Stuck In A Rut

I watched an obscene amount of Little House On The Prairie as a young girl, mostly due to my mother’s obsession with the books. I remember one time when the wheels of the Ingall’s family wagon got stuck in the mud. They couldn’t move until the mud had dried and Pa could dig them out.

So that’s where the expression stuck in a rut came from!

Sometimes, life can feel like a wagon whose wheels are stuck in the mud. No matter how hard we try, we go nowhere. Nothing changes. We are still stuck in the same place.

Recently I’ve gotten this feeling of being in a rut. I think a lot of it comes from not having any definite upcoming travel plans. I always look forward to going to new places, and not having anything solid on the horizon is more than a little sad for me. I crave new experiences.

I’m not sure if it’s possible to be an anomaly of yourself, but at times I feel like I am just that. I am a person who craves consistency and protects her plans. But recently, I’ve found myself attempting to do things differently simply because it’s different. Most of it is silly and pointless, like parking in a different spot when I go to the office, eating something different for lunch, and changing up my makeup routine.
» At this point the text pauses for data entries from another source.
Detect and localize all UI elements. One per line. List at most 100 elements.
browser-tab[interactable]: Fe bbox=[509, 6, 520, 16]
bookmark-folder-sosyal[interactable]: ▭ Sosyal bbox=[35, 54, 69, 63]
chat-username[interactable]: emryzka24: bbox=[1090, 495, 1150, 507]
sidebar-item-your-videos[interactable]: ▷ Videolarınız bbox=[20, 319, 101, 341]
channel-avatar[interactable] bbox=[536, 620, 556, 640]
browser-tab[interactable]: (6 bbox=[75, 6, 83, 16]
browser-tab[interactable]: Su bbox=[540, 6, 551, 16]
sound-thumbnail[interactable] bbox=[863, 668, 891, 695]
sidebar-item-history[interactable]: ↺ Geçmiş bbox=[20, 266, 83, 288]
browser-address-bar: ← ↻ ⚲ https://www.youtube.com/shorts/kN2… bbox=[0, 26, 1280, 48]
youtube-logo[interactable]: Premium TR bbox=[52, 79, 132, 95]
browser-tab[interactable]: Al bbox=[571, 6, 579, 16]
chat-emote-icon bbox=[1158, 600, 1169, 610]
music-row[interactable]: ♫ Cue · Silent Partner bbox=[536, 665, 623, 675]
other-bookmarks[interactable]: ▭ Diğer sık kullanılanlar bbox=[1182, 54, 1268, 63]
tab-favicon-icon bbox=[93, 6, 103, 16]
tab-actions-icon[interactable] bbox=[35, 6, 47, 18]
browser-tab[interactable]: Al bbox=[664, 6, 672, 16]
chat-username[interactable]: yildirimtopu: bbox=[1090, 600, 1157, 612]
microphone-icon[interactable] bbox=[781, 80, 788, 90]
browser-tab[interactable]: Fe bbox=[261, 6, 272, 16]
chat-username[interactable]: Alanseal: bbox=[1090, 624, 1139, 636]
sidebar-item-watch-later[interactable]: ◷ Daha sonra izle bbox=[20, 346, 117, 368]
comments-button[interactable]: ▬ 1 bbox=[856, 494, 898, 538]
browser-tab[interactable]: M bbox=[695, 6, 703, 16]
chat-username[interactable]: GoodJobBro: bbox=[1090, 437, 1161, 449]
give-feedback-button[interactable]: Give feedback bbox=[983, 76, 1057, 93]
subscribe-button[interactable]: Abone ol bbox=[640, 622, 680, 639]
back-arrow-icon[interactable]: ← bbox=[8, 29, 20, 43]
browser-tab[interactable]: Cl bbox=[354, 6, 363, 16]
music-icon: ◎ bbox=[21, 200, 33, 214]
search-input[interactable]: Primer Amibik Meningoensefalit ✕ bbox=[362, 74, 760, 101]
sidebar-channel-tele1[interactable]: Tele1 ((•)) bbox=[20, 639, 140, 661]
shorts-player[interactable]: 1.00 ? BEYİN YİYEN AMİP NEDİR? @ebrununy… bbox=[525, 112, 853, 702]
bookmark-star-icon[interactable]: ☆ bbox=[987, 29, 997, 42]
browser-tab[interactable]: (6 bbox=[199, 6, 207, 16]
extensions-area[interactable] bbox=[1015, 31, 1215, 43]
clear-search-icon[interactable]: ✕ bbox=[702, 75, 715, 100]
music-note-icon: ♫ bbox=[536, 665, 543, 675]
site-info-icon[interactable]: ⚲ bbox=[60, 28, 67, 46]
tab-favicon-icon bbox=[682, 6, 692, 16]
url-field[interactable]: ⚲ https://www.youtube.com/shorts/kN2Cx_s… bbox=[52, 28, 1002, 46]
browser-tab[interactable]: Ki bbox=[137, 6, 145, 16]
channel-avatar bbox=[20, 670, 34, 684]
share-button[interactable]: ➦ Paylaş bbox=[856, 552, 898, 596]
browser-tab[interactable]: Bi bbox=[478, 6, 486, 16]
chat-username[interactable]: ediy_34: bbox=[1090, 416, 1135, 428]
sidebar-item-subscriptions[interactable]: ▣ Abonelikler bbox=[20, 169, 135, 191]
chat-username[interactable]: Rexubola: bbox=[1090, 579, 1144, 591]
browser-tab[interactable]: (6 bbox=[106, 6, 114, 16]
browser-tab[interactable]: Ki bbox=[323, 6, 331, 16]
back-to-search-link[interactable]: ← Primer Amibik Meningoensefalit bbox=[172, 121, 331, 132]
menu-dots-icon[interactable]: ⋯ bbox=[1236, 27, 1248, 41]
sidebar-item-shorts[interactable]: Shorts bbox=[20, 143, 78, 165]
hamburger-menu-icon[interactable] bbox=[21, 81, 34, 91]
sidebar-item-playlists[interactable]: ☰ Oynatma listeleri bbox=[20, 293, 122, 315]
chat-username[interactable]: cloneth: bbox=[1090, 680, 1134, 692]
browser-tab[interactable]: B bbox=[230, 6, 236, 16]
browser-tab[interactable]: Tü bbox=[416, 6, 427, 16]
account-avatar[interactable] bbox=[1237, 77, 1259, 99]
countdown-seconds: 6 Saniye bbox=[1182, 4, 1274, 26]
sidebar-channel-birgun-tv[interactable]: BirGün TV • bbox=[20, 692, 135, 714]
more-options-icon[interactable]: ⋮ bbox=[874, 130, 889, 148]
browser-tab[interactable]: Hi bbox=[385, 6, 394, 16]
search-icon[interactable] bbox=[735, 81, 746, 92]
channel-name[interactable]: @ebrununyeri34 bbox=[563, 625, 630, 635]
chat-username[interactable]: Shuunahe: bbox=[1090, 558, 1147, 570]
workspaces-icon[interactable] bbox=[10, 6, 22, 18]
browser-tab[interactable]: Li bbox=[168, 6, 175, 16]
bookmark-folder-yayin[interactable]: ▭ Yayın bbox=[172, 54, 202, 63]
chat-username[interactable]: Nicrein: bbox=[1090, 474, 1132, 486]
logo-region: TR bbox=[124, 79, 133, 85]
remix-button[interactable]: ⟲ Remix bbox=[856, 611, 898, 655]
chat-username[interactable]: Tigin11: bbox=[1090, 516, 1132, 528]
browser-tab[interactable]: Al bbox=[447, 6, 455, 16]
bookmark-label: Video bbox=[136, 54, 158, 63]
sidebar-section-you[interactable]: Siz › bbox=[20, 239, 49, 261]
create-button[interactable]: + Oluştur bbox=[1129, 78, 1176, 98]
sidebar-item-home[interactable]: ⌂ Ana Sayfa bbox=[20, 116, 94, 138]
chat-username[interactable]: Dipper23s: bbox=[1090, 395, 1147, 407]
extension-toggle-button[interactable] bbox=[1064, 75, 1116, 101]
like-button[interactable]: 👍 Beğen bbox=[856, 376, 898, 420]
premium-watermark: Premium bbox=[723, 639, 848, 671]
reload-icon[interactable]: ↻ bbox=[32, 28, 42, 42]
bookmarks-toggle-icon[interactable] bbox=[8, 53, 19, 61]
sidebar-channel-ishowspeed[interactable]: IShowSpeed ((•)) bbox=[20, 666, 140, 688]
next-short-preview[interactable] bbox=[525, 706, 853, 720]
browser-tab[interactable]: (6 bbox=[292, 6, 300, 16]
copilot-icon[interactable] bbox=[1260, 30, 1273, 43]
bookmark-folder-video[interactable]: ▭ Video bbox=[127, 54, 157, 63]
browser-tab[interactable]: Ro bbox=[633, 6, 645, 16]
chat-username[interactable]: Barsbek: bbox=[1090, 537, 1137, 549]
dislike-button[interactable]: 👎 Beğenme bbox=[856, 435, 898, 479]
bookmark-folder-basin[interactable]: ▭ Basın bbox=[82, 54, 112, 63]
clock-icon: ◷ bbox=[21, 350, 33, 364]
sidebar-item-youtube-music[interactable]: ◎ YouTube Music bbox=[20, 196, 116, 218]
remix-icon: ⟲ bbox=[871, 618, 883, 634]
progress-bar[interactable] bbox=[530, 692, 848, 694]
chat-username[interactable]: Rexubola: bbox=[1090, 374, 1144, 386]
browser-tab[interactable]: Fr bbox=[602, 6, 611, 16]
I used to really abhor change. I hated it when things were suddenly different. The older I get, the more I understand that change is more than just good, it’s necessary. Things have to change. If things don’t change, things die. Change is a natural cycle.

Change can either hurt, or it can heal. It can either grow us, or break us. It is all in how we see it.

Everything goes back to our perspective. A lot of things in my life are the same as they were six months ago. I work at the same place, live in the same home, go to the same school, and spend time with the same people that I spent time with six months ago. However, a lot has changed within those things. The right perspective can show you that things are always changing and evolving; your job, your relationships, everything.

I got a fortune at a new Chinese place (because I’m trying new things to get out of a rut!) and it said, “Relish the transitions in your life, they will happen regardless”. I kept that fortune and it is in my wallet even as I write this.

Eventually, Pa gets the wheels out of that mud and the Ingall’s journey continues. This doesn’t mean that was the last time their wagon got stuck. We will still feel like we are in a rut sometimes. We just have to see it as a moment, and not as forever.

Things will change, they must change. We can either see this as the end of the world, or as the end of a rut.